Statins to Lower Bad Cholesterol
Statins are the best medications for lowering "bad" LDL cholesterol. They are also the most widely used cholesterol drugs. Statins cause LDL levels to fall by up to 60%. They also raise levels of HDL or "good" cholesterol. And they can help lower the level of triglycerides.
Taking a statin for a year or longer can even slightly shrink plaques that cause atherosclerosis. This reversal of atherosclerosis surprised many experts who believed it couldn’t be done.
Completely reversing it isn't possible yet. But taking a statin can reduce the risk of complications from atherosclerosis. For this reason, statins are often key to treating atherosclerosis.
Fibrates to Reduce Triglycerides
Fibrates are drugs that reduce triglyceride levels. Triglycerides are not cholesterol, but they are fats that contribute to atherosclerosis.
There are two fibrates used in the U.S.:
Fibrates also slightly increase "good" cholesterol also called HDL. For people with high triglycerides and a low HDL level (but whose LDL level is OK), fibrates help lower the risk for heart disease.
Niacin to Improve Overall Cholesterol
Nicotinic acid, commonly called niacin, is a vitamin everyone needs in small doses. Taken in large doses, it improves cholesterol by reducing triglycerides and LDL. It also increases HDL.
Many people have uncomfortable skin flushing that prevents them from taking niacin. (Be wary of "no-flush" over-the-counter preparations: Many lack the active form of niacin.) Niacin also can increase blood sugar levels. This is a problem especially for people with diabetes.
Because of its side effects, niacin is much less frequently prescribed than statins or fibrates.
Other Drugs for Atherosclerosis
Zetia (ezetimibe) works by reducing absorption of cholesterol in the intestines. It can lower LDL levels. But it doesn’t work as well as statins. This drug is usually used in addition to a statin to further lower bad cholesterol. There is no evidence, though, that it reduces the risk of heart attacks or strokes.
Bile acid sequestrants (cholestyramine, colestipol, colesevelam) bind to bile acids in the intestines. This leads to a lower bile acid level. You need bile, so when that happens, cholesterol must be used to make more . This lowers blood cholesterol levels.

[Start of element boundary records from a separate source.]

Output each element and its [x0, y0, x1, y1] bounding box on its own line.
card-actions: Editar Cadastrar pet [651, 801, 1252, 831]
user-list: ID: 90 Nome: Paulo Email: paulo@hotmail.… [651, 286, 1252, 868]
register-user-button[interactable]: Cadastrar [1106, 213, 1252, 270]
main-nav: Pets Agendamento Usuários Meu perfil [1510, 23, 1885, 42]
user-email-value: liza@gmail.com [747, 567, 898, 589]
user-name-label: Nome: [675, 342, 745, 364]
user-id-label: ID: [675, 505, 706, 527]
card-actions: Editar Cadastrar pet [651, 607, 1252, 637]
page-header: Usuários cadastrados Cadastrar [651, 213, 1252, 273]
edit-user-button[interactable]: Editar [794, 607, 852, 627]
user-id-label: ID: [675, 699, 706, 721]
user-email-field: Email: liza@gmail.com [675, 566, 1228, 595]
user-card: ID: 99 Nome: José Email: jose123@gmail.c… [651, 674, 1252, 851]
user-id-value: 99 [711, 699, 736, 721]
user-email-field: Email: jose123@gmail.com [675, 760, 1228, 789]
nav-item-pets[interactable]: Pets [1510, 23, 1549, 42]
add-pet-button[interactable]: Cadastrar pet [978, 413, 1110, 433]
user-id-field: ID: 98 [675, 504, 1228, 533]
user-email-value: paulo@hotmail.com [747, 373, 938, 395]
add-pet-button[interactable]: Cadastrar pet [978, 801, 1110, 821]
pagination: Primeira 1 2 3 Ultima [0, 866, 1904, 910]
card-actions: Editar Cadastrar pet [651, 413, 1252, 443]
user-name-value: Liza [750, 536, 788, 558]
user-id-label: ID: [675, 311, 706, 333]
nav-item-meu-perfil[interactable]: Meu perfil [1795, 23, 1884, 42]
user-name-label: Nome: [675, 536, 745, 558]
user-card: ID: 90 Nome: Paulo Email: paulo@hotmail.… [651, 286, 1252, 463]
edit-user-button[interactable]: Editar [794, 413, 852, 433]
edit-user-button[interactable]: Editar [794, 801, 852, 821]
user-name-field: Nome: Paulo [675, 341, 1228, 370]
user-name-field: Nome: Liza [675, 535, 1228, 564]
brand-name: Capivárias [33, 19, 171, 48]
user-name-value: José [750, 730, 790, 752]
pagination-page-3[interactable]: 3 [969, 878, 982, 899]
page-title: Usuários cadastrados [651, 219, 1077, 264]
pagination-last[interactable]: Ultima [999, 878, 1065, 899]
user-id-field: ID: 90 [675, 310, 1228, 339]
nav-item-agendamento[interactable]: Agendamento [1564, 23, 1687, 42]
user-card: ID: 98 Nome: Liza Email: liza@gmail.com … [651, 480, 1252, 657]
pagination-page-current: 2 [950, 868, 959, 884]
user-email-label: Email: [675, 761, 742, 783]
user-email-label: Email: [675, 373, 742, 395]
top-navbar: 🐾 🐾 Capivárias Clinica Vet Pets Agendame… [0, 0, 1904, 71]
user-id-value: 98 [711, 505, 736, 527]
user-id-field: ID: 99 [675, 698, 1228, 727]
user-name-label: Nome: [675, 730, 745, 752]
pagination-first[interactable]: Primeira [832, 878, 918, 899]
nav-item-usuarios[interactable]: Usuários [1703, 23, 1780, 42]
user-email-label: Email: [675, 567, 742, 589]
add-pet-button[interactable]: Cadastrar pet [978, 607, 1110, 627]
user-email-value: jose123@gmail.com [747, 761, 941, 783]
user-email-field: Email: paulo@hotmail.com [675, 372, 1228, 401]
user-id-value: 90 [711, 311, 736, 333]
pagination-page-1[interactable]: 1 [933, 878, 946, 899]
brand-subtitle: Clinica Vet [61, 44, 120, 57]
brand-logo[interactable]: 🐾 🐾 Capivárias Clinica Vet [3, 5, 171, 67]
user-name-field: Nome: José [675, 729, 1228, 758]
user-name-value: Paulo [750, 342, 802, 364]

Plant sterols are taken as supplements in pill form or in foods like margarine. Getting plant sterols every day can reduce cholesterol modestly by about 10%.
Lovaza and Vascepa (both containing omega-3s) are prescription drugs that can be used with diet to lower high levels of triglycerides.
Drugs to Reduce High Blood Pressure
Lowering blood pressure lowers the risk of atherosclerosis and its complications. Diet and exercise alone don't usually bring high blood pressure down to the safe range. Most people with high blood pressure will require medications (usually at least two) to do the job.
There are many classes of high blood pressure drugs that work in a variety of ways. The choice of medicine isn't as important as the result: getting blood pressure down. Blood pressure should always be less than 140 over 90. For people with atherosclerosis, the goal may be below 130 over 80.